The Maori Party invited 15 people to the $5000 a seat dinner in Auckland about two weeks ago, promising the chance to chat confidentially with John Key.
Party president Naida Glavish agrees the dinner shows her party has a close relationship with National, but says it could work with any party in government.
Ms Glavish says it would have no qualms putting on a similar event again.
"We would do whatever we need to do to fundraise to help our people through the elections and if it requires another fundraiser like this one we would consider it," she says.
Ms Glavish says she is not sure who the next speaker would be. She says the party is grateful to Mr Key for speaking at the fundraiser.
Party vice president Ken Mair told Radio New Zealand's Morning Report programme the guests were not buying access to the Prime Minister.
"That's claptrap, the bottom line is that it was a fundraiser for the Maori Party, it was open and transparent, there was no deals done in any way whatsoever," he says.
Mr Mair says the fundraiser does not show his party intends to work with National again after the next election.
However, Labour Party MP Shane Jones told Morning Report voters will take a dim view of Mr Key's appearance at the dinner.

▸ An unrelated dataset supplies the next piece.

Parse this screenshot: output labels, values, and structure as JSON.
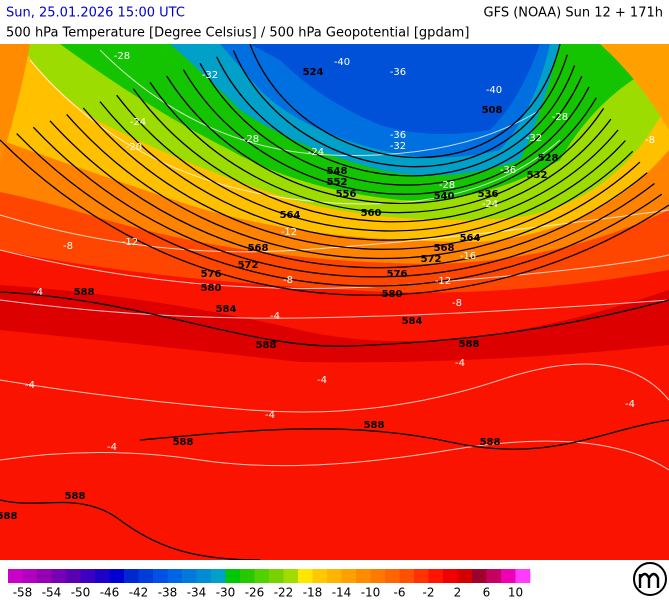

He says it is hypocritical of the Maori Party to criticise Hone Harawira linking with the new Internet Party while searching out its own lifeline with National.
He says former Labour Prime Minister Helen Clark never did similar fundraising for the Green Party or Jim Anderton's Progressive Party.
The Prime Minister's Office says Mr Key does attend functions for parties National has a relationship with.